Rights → Consent → Change (Declaration logic), then Ratify by 3/4 (Bill of Rights rule).

📖 2. Separation of powers and federalism

🔑 Key Concepts & Definitions

  • Separation of powers : A constitutional design that divides national authority among three branches so no single branch can control government alone.
  • Three coequal branches : The United States government structure where legislative, executive, and judicial branches are treated as equal in authority.
  • Checks and balances : A system of互 oversight where each branch can limit or respond to the actions of the other branches.
  • Federal vs state levels : A constitutional arrangement where power is shared across the federal government and the state governments, operating at different levels.

📝 Essential Points

  • The checks-and-balances model is built to prevent power from falling into one person’s hands through cooperation and resistance among the three coequal branches.
  • A major modern test described was Donald Trump’s first 100 days, including many executive orders, closing or reducing agencies funded by Congress, and attacking judges who ruled against him.
  • In 1803, John Marshall held that commissions signed by John Adams were valid and that Madison acted illegally by shelving them, while also voiding a 1789 law because it gave the Supreme Court more power than the Constitution allowed.
  • In 1832, President Andrew Jackson vetoed the extension of the First Bank of the United States, and Congress failed to override because it could not reach the required two-thirds majorities.
  • In 1883, Congress passed the Pendleton Civil Service Reform Act to shift federal job appointments toward exams rather than political patronage.

💡 Memory Hook

Co-equal branches + mutual checks = power can’t “lock” into one hand.

📖 3. Presidential powers and impeachment

🔑 Key Concepts & Definitions

  • Executive Power Clause : The Executive Power Clause assigns the President the Constitution’s executive authority.
  • Commander-in-Chief : Commander-in-Chief status gives the President control of the armed forces under the Constitution.
  • Pardoning Power : Pardoning power authorizes the President to grant pardons under the Constitution.
  • Take Care duty : The Take Care duty requires the President to ensure federal laws are faithfully executed.
  • Impeachment liability : Impeachment liability subjects the President and other civil officers to impeachment proceedings under the Constitution.

📝 Essential Points

  • The Constitution lists the President’s foreign and domestic powers, including treaty-making, appointing authority, and filling vacancies.
  • The Constitution makes the President’s commander-in-chief and pardoning powers part of Article II’s executive role.
  • The Take Care duty is the President’s constitutional obligation to have federal laws carried out faithfully.
  • The Constitution states that the President and all civil officers of the United States are liable to impeachment.

💡 Memory Hook

Commander (war), Pardon (mercy), Take Care (execute laws), then Impeachment (accountability).

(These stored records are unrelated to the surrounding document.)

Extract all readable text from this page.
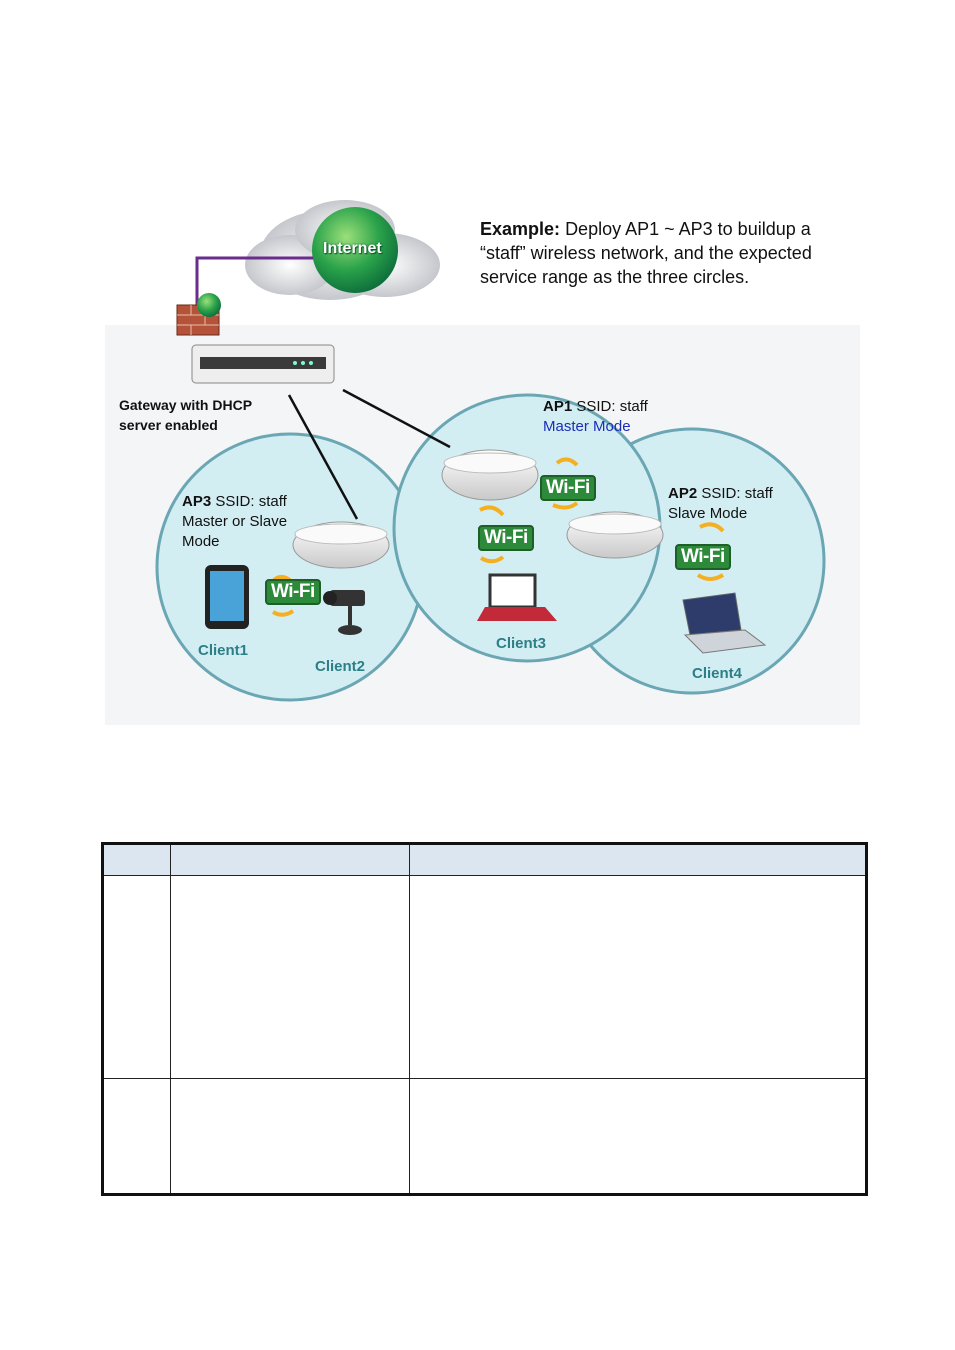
Internet
Example: Deploy AP1 ~ AP3 to buildup a “staff” wireless network, and the expected service range as the three circles.
Gateway with DHCP
server enabled
AP1 SSID: staff
Master Mode
AP2 SSID: staff
Slave Mode
AP3 SSID: staff
Master or Slave
Mode
Wi-Fi
Wi-Fi
Wi-Fi
Wi-Fi
Client1
Client2
Client3
Client4
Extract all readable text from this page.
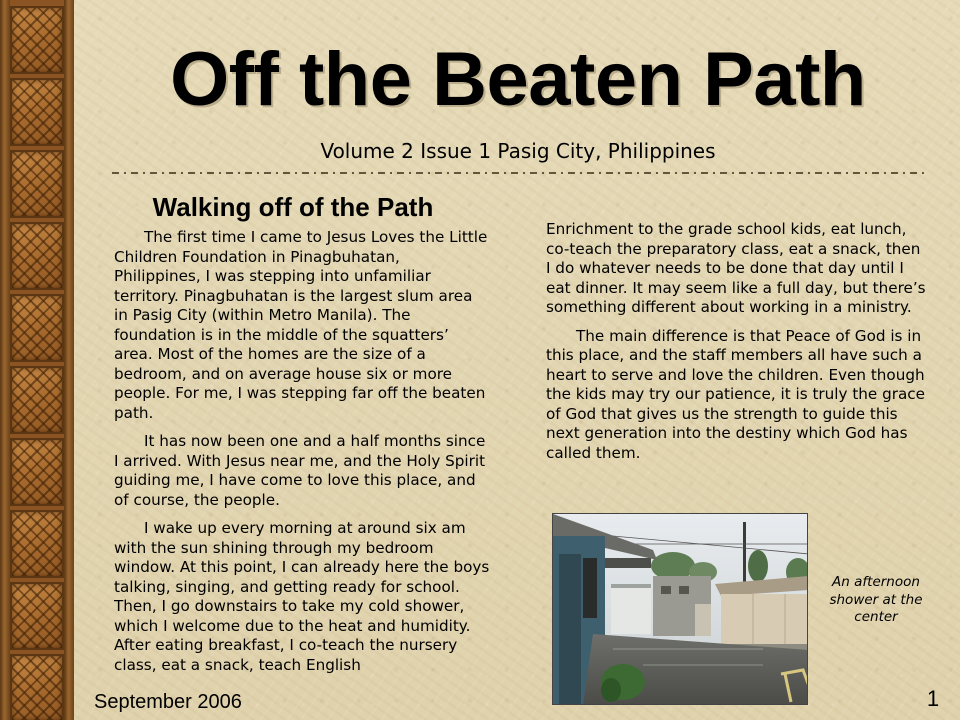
Off the Beaten Path
Volume 2 Issue 1 Pasig City, Philippines
Walking off of the Path

The first time I came to Jesus Loves the Little Children Foundation in Pinagbuhatan, Philippines, I was stepping into unfamiliar territory. Pinagbuhatan is the largest slum area in Pasig City (within Metro Manila). The foundation is in the middle of the squatters’ area. Most of the homes are the size of a bedroom, and on average house six or more people. For me, I was stepping far off the beaten path.

It has now been one and a half months since I arrived. With Jesus near me, and the Holy Spirit guiding me, I have come to love this place, and of course, the people.

I wake up every morning at around six am with the sun shining through my bedroom window. At this point, I can already here the boys talking, singing, and getting ready for school. Then, I go downstairs to take my cold shower, which I welcome due to the heat and humidity. After eating breakfast, I co-teach the nursery class, eat a snack, teach English

Enrichment to the grade school kids, eat lunch, co-teach the preparatory class, eat a snack, then I do whatever needs to be done that day until I eat dinner. It may seem like a full day, but there’s something different about working in a ministry.

The main difference is that Peace of God is in this place, and the staff members all have such a heart to serve and love the children. Even though the kids may try our patience, it is truly the grace of God that gives us the strength to guide this next generation into the destiny which God has called them.

An afternoon shower at the center
September 2006	1
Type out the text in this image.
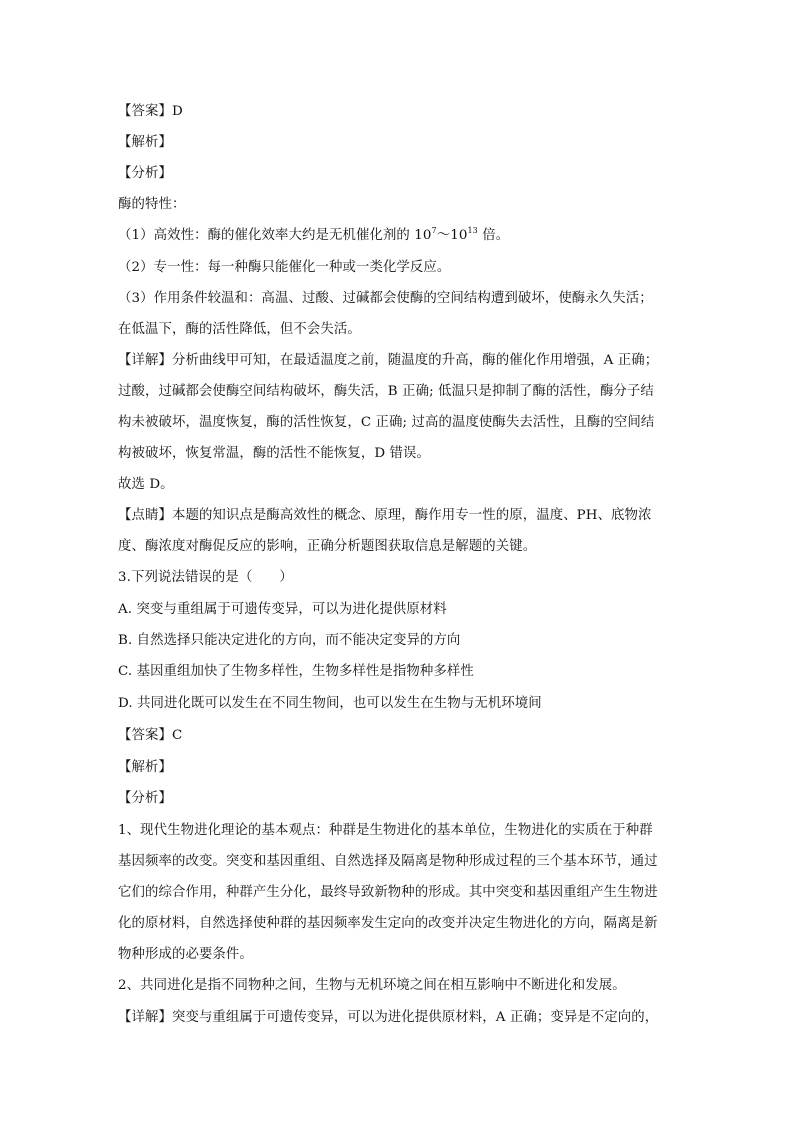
【答案】D
【解析】
【分析】
酶的特性：
（1）高效性：酶的催化效率大约是无机催化剂的 $10^7\sim 10^{13}$ 倍。
（2）专一性：每一种酶只能催化一种或一类化学反应。
（3）作用条件较温和：高温、过酸、过碱都会使酶的空间结构遭到破坏，使酶永久失活；
在低温下，酶的活性降低，但不会失活。
【详解】分析曲线甲可知，在最适温度之前，随温度的升高，酶的催化作用增强，A 正确；
过酸，过碱都会使酶空间结构破坏，酶失活，B 正确; 低温只是抑制了酶的活性，酶分子结
构未被破坏，温度恢复，酶的活性恢复，C 正确; 过高的温度使酶失去活性，且酶的空间结
构被破坏，恢复常温，酶的活性不能恢复，D 错误。
故选 D。
【点睛】本题的知识点是酶高效性的概念、原理，酶作用专一性的原，温度、PH、底物浓
度、酶浓度对酶促反应的影响，正确分析题图获取信息是解题的关键。
3.下列说法错误的是（　　）
A. 突变与重组属于可遗传变异，可以为进化提供原材料
B. 自然选择只能决定进化的方向，而不能决定变异的方向
C. 基因重组加快了生物多样性，生物多样性是指物种多样性
D. 共同进化既可以发生在不同生物间，也可以发生在生物与无机环境间
【答案】C
【解析】
【分析】
1、现代生物进化理论的基本观点：种群是生物进化的基本单位，生物进化的实质在于种群
基因频率的改变。突变和基因重组、自然选择及隔离是物种形成过程的三个基本环节，通过
它们的综合作用，种群产生分化，最终导致新物种的形成。其中突变和基因重组产生生物进
化的原材料，自然选择使种群的基因频率发生定向的改变并决定生物进化的方向，隔离是新
物种形成的必要条件。
2、共同进化是指不同物种之间，生物与无机环境之间在相互影响中不断进化和发展。
【详解】突变与重组属于可遗传变异，可以为进化提供原材料，A 正确；变异是不定向的，
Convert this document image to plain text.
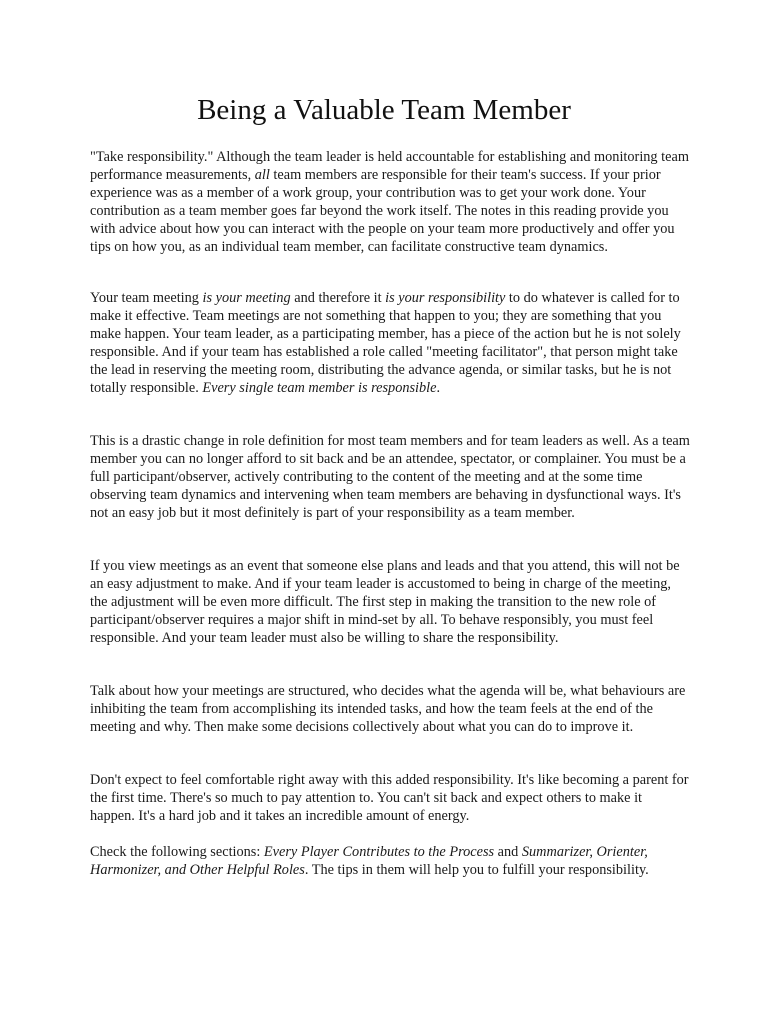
Being a Valuable Team Member

"Take responsibility." Although the team leader is held accountable for establishing and monitoring team performance measurements, all team members are responsible for their team's success. If your prior experience was as a member of a work group, your contribution was to get your work done. Your contribution as a team member goes far beyond the work itself. The notes in this reading provide you with advice about how you can interact with the people on your team more productively and offer you tips on how you, as an individual team member, can facilitate constructive team dynamics.

Your team meeting is your meeting and therefore it is your responsibility to do whatever is called for to make it effective. Team meetings are not something that happen to you; they are something that you make happen. Your team leader, as a participating member, has a piece of the action but he is not solely responsible. And if your team has established a role called "meeting facilitator", that person might take the lead in reserving the meeting room, distributing the advance agenda, or similar tasks, but he is not totally responsible. Every single team member is responsible.

This is a drastic change in role definition for most team members and for team leaders as well. As a team member you can no longer afford to sit back and be an attendee, spectator, or complainer. You must be a full participant/observer, actively contributing to the content of the meeting and at the some time observing team dynamics and intervening when team members are behaving in dysfunctional ways. It's not an easy job but it most definitely is part of your responsibility as a team member.

If you view meetings as an event that someone else plans and leads and that you attend, this will not be an easy adjustment to make. And if your team leader is accustomed to being in charge of the meeting, the adjustment will be even more difficult. The first step in making the transition to the new role of participant/observer requires a major shift in mind-set by all. To behave responsibly, you must feel responsible. And your team leader must also be willing to share the responsibility.

Talk about how your meetings are structured, who decides what the agenda will be, what behaviours are inhibiting the team from accomplishing its intended tasks, and how the team feels at the end of the meeting and why. Then make some decisions collectively about what you can do to improve it.

Don't expect to feel comfortable right away with this added responsibility. It's like becoming a parent for the first time. There's so much to pay attention to. You can't sit back and expect others to make it happen. It's a hard job and it takes an incredible amount of energy.

Check the following sections: Every Player Contributes to the Process and Summarizer, Orienter, Harmonizer, and Other Helpful Roles. The tips in them will help you to fulfill your responsibility.
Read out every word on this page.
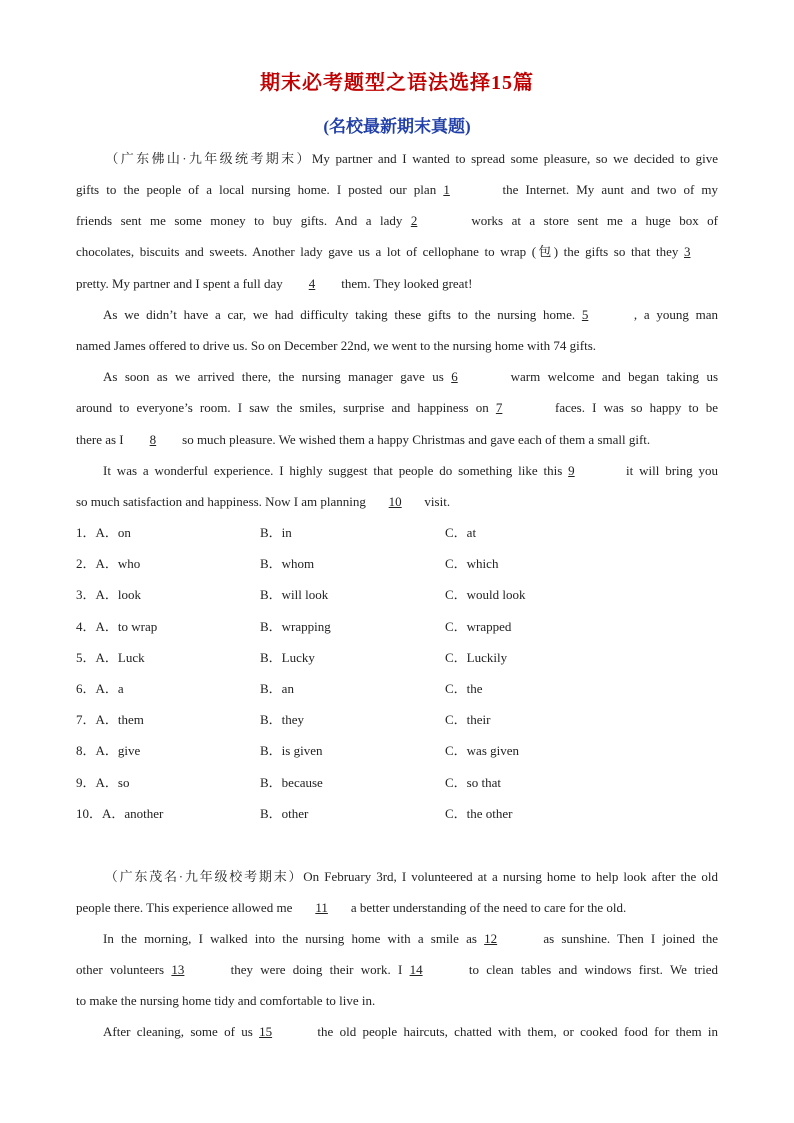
期末必考题型之语法选择15篇
(名校最新期末真题)
（广东佛山·九年级统考期末）My partner and I wanted to spread some pleasure, so we decided to give
gifts to the people of a local nursing home. I posted our plan 1	the Internet. My aunt and two of my
friends sent me some money to buy gifts. And a lady 2	works at a store sent me a huge box of
chocolates, biscuits and sweets. Another lady gave us a lot of cellophane to wrap (包) the gifts so that they 3
pretty. My partner and I spent a full day 4 them. They looked great!
As we didn’t have a car, we had difficulty taking these gifts to the nursing home. 5	, a young man
named James offered to drive us. So on December 22nd, we went to the nursing home with 74 gifts.
As soon as we arrived there, the nursing manager gave us 6	warm welcome and began taking us
around to everyone’s room. I saw the smiles, surprise and happiness on 7	faces. I was so happy to be
there as I 8 so much pleasure. We wished them a happy Christmas and gave each of them a small gift.
It was a wonderful experience. I highly suggest that people do something like this 9	it will bring you
so much satisfaction and happiness. Now I am planning 10 visit.
1．A．on	B．in	C．at
2．A．who	B．whom	C．which
3．A．look	B．will look	C．would look
4．A．to wrap	B．wrapping	C．wrapped
5．A．Luck	B．Lucky	C．Luckily
6．A．a	B．an	C．the
7．A．them	B．they	C．their
8．A．give	B．is given	C．was given
9．A．so	B．because	C．so that
10．A．another	B．other	C．the other
（广东茂名·九年级校考期末）On February 3rd, I volunteered at a nursing home to help look after the old
people there. This experience allowed me 11 a better understanding of the need to care for the old.
In the morning, I walked into the nursing home with a smile as 12	as sunshine. Then I joined the
other volunteers 13	they were doing their work. I 14	to clean tables and windows first. We tried
to make the nursing home tidy and comfortable to live in.
After cleaning, some of us 15	the old people haircuts, chatted with them, or cooked food for them in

📖 4. Federal judiciary and treason

🔑 Key Concepts & Definitions

  • Judicial review : Judicial review is the judiciary’s power to determine whether government actions comply with the Constitution.
  • Marbury v Madison : Marbury v Madison is the Supreme Court decision in which the Court refused to enforce a statute as unconstitutional.
  • Habeas corpus suspension : Habeas corpus suspension is a wartime measure that prevents detainees from challenging their detention through the usual legal process.
  • Roger Taney : Roger Taney is the Supreme Court justice who ruled the Lincoln habeas-corpus suspension illegal while explaining he could not enforce it.

📝 Essential Points

  • In Marbury v Madison, Chief Justice John Marshall held that commissions signed by President John Adams were legitimate and that Madison acted illegally by shelving them.
  • Marbury v Madison voided a 1789 law because it gave the Supreme Court trial-court power beyond what the Constitution allowed for most cases.
  • During the Civil War, Abraham Lincoln suspended habeas corpus, enabling arrests and detentions without granting due process.
  • In a circuit-judge role, Roger Taney declared Lincoln’s suspension illegal but said he lacked power to enforce the opinion.
  • Congress backed Lincoln using retroactive statutes after the Court’s ruling against the suspension.
  • In a separate 1862 case, the Supreme Court endorsed Lincoln’s argument that the presidency includes inherent wartime powers beyond the Constitution’s express text and specific congressional acts.

💡 Memory Hook

War test: habeas is challenged in court; if enforcement power is missing, Congress retroactively steps in.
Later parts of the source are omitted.